Anstatt noch mehr Schaden anzurichten, versuchen Sie, die Pfanne vorsichtig von der Wärmequelle zu entfernen, ohne sich zu verbrennen und ohne sie zu verschütten. Manche Leute geraten in Panik und fangen an, mit der Pfanne zu rennen, wobei sie das brennende Fett überall hintragen und die Situation schließlich verschlimmern. Schieben Sie die Pfanne einfach von der Wärmequelle und ersticken Sie die Verbrennung, indem Sie die Pfanne mit einem Deckel abdecken oder Backpulver in die Pfanne geben. 

Bei manchen Menschen kommt es zu Fehlfunktionen mit ihrem Propanherd. Wenn das der Fall ist, müssen Sie vor allem die Brennstoffflasche vorsichtig vom Herd abziehen. Wenn Sie die Propangasflasche nicht entfernen können, müssen Sie die gleichen Brandschutzregeln wie bei einem Fettbrand beachten. 

Brandsicherheitsregeln

Es gibt bestimmte Brandschutzregeln, die Teil Ihres täglichen Lebens sein sollten. Diese Regeln helfen Ihnen, einen Brand zu verhindern, aber auch mit einem Brand umzugehen, wenn Sie ihn doch einmal haben. Hier sind unsere wichtigsten Vorschläge zu den Brandschutzregeln: 

Planen Sie im Voraus

Genauso wie Sie eine Flucht planen oder spezielle Vorbereitungen für bestimmte Arten von Katastrophen treffen, sollten Sie dasselbe für den Fall tun, dass Sie und Ihre Familie mit einem Brandnotfall konfrontiert werden. Üben Sie diesen Plan immer wieder, denn er ist das Einzige, was Ihr Leben retten kann. Bekämpfen Sie die Flammen nur, wenn Sie unbedingt müssen, und wenn dieser Zeitpunkt gekommen ist, stellen Sie sicher, dass Sie alle notwendigen Werkzeuge dafür haben.

Darüber hinaus gibt es immer Dinge, die Sie in und um Ihr Haus herum tun können, um zu verhindern, dass ein Feuer Ihr Eigentum zerstört. Im folgenden Artikel erfahren Sie mehr darüber: 

Wie Sie Ihr netzunabhängiges Haus darauf vorbereiten, einen Flächenbrand zu überleben

Bitten Sie um Hilfe

Kommunikation ist ein wichtiger Teil Ihres Brandschutzplans, und Sie müssen sicherstellen, dass Sie in der Lage sind, um Hilfe zu rufen.

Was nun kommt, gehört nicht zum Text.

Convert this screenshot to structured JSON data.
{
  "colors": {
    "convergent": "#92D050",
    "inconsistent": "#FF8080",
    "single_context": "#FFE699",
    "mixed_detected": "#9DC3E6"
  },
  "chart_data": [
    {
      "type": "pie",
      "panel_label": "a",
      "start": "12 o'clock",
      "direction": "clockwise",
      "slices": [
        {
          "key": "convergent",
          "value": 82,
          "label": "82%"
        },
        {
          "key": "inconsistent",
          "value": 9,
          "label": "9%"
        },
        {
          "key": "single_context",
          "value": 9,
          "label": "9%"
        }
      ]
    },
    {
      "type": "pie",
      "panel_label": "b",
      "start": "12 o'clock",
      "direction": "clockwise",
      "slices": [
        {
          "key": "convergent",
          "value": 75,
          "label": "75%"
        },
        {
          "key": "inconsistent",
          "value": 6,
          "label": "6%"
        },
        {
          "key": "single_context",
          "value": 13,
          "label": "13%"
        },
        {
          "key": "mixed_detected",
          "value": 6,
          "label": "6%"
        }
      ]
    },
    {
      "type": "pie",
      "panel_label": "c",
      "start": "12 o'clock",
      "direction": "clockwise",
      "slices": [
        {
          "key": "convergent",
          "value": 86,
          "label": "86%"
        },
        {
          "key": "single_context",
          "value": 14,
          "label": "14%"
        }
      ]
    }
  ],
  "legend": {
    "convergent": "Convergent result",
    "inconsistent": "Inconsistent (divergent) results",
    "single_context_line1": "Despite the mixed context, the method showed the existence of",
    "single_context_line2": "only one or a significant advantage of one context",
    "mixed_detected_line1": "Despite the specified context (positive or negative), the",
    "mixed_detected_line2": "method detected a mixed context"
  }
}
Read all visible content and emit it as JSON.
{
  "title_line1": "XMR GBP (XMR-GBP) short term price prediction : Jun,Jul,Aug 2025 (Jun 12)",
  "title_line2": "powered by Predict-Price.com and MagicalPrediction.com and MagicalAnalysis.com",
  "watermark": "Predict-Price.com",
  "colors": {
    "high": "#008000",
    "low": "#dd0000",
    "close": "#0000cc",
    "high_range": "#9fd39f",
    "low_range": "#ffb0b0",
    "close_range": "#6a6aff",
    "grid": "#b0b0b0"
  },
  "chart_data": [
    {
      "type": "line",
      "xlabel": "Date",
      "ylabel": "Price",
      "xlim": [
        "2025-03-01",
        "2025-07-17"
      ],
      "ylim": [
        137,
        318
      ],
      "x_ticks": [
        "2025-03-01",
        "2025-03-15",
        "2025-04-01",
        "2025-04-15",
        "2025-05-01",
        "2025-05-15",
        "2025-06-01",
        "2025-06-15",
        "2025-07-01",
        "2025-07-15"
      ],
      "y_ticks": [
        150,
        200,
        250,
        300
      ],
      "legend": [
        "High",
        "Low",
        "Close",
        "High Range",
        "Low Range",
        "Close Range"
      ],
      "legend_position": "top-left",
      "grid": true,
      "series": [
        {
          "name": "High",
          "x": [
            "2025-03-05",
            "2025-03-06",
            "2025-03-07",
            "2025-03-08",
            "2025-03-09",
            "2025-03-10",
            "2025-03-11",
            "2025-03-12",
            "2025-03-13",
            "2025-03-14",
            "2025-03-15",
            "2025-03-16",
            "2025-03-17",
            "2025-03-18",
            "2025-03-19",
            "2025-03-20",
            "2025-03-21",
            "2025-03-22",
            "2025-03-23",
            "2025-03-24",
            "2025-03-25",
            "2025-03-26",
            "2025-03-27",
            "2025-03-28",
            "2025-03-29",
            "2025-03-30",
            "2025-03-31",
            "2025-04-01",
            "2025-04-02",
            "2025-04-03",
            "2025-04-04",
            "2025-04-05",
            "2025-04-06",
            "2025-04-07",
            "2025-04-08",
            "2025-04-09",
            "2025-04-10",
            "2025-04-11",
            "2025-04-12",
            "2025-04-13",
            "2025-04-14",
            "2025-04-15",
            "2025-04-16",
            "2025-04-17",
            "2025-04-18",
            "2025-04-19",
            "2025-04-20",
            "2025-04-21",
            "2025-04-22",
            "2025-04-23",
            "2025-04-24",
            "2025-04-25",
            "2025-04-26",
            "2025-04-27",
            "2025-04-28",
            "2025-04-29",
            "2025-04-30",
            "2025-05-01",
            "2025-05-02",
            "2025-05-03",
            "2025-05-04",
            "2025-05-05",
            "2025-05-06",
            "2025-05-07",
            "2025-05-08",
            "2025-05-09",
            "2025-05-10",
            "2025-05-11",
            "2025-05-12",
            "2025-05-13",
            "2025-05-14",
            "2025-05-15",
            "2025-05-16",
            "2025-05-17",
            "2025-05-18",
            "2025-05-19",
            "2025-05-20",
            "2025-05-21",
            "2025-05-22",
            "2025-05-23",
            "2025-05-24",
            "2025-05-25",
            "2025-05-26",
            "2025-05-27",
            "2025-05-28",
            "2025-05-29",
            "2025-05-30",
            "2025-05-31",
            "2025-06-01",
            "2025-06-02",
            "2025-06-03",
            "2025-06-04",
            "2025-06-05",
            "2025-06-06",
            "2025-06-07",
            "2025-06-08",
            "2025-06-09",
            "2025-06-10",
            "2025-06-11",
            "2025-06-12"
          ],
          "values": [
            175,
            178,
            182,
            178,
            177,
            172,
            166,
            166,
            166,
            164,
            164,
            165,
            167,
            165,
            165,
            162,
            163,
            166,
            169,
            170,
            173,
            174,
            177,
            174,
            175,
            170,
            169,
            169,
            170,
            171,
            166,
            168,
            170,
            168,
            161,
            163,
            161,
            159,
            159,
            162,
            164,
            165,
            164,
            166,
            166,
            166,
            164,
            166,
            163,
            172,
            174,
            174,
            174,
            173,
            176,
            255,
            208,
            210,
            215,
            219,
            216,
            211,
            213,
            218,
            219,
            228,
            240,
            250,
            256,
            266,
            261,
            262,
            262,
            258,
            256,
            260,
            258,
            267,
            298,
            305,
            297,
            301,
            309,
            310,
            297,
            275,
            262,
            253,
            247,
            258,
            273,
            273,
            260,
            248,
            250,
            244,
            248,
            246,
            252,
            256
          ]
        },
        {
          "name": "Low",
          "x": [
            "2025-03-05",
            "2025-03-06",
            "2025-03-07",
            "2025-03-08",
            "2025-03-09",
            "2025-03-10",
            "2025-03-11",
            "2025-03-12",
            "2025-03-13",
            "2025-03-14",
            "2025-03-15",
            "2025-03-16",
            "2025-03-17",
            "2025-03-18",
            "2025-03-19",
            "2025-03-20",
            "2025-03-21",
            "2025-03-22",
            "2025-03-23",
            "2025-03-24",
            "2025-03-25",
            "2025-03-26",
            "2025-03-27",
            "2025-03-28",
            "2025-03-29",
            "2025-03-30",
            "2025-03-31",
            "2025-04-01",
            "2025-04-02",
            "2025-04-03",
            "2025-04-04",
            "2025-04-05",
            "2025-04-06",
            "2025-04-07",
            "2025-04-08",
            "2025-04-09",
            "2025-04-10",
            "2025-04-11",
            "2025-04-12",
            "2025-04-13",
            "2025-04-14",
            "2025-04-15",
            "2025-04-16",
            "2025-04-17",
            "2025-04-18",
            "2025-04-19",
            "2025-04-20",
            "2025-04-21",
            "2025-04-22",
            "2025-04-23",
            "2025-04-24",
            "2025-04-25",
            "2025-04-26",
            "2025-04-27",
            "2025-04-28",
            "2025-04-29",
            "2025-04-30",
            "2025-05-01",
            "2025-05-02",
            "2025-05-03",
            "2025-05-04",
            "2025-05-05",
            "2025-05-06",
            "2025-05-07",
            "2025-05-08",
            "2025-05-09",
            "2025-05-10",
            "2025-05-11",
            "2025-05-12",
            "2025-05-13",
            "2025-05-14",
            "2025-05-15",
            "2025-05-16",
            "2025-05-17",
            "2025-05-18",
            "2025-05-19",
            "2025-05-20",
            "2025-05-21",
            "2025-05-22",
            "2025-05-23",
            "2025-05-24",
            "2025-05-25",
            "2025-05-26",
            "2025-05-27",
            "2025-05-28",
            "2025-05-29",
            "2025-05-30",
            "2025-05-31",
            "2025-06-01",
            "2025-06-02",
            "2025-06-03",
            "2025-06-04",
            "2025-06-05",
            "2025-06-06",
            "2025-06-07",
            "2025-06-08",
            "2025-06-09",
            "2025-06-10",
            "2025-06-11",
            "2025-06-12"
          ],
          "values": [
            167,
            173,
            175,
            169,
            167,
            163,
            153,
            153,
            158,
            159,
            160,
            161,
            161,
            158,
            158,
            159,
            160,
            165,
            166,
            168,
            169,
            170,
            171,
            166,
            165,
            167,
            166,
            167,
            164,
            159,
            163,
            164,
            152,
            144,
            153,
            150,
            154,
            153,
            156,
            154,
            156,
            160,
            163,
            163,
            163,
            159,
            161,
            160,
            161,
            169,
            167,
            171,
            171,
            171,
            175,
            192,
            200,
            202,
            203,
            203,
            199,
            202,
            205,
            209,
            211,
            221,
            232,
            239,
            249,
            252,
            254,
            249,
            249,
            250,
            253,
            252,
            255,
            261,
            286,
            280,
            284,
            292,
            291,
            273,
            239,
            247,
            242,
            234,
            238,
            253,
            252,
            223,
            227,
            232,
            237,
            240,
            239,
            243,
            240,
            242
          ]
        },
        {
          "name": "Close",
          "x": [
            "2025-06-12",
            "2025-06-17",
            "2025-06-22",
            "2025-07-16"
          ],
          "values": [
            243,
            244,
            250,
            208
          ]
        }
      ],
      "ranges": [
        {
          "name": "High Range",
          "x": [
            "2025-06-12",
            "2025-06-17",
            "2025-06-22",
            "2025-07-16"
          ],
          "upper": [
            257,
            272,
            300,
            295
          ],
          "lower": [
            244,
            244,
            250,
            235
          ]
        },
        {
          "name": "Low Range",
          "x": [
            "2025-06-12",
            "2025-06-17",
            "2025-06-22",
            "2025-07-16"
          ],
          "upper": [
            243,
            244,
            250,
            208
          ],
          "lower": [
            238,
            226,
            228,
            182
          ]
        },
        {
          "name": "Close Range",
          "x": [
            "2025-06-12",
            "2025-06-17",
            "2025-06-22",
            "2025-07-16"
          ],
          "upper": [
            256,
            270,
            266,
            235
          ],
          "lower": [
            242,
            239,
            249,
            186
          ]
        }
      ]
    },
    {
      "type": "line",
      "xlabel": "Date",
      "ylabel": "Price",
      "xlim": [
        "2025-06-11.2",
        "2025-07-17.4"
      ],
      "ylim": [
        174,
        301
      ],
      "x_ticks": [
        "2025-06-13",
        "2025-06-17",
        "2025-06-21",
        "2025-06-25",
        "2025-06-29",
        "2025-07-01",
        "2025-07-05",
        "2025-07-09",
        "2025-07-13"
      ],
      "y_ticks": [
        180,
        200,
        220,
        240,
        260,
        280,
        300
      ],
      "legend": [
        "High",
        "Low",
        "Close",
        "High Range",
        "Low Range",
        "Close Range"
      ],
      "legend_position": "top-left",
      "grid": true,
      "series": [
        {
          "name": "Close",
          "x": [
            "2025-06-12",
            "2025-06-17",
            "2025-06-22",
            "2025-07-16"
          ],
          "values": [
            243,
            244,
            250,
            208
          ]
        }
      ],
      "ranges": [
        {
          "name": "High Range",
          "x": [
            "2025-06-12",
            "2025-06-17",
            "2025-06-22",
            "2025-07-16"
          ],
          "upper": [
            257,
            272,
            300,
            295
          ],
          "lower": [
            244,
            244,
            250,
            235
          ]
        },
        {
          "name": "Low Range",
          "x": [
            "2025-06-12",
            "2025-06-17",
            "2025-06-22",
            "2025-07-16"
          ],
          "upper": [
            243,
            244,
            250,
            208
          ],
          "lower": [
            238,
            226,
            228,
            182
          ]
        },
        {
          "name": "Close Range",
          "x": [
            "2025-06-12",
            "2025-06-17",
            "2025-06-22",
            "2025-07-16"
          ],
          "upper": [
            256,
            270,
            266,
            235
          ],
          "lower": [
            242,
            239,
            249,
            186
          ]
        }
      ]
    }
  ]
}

Halten Sie ein voll aufgeladenes Telefon bereit und erwägen Sie die Anschaffung eines Zwei-Wege-Funkgeräts für den Fall, dass Ihr Telefon versagt. In den USA überwachen die meisten lokalen und staatlichen, aber auch bundesstaatlichen Behörden Notfunkfrequenzen. Informieren Sie sich über diese Frequenzen und führen Sie eine Liste, damit Sie Ihr Funkgerät benutzen können, wenn das Mobiltelefon nicht funktioniert.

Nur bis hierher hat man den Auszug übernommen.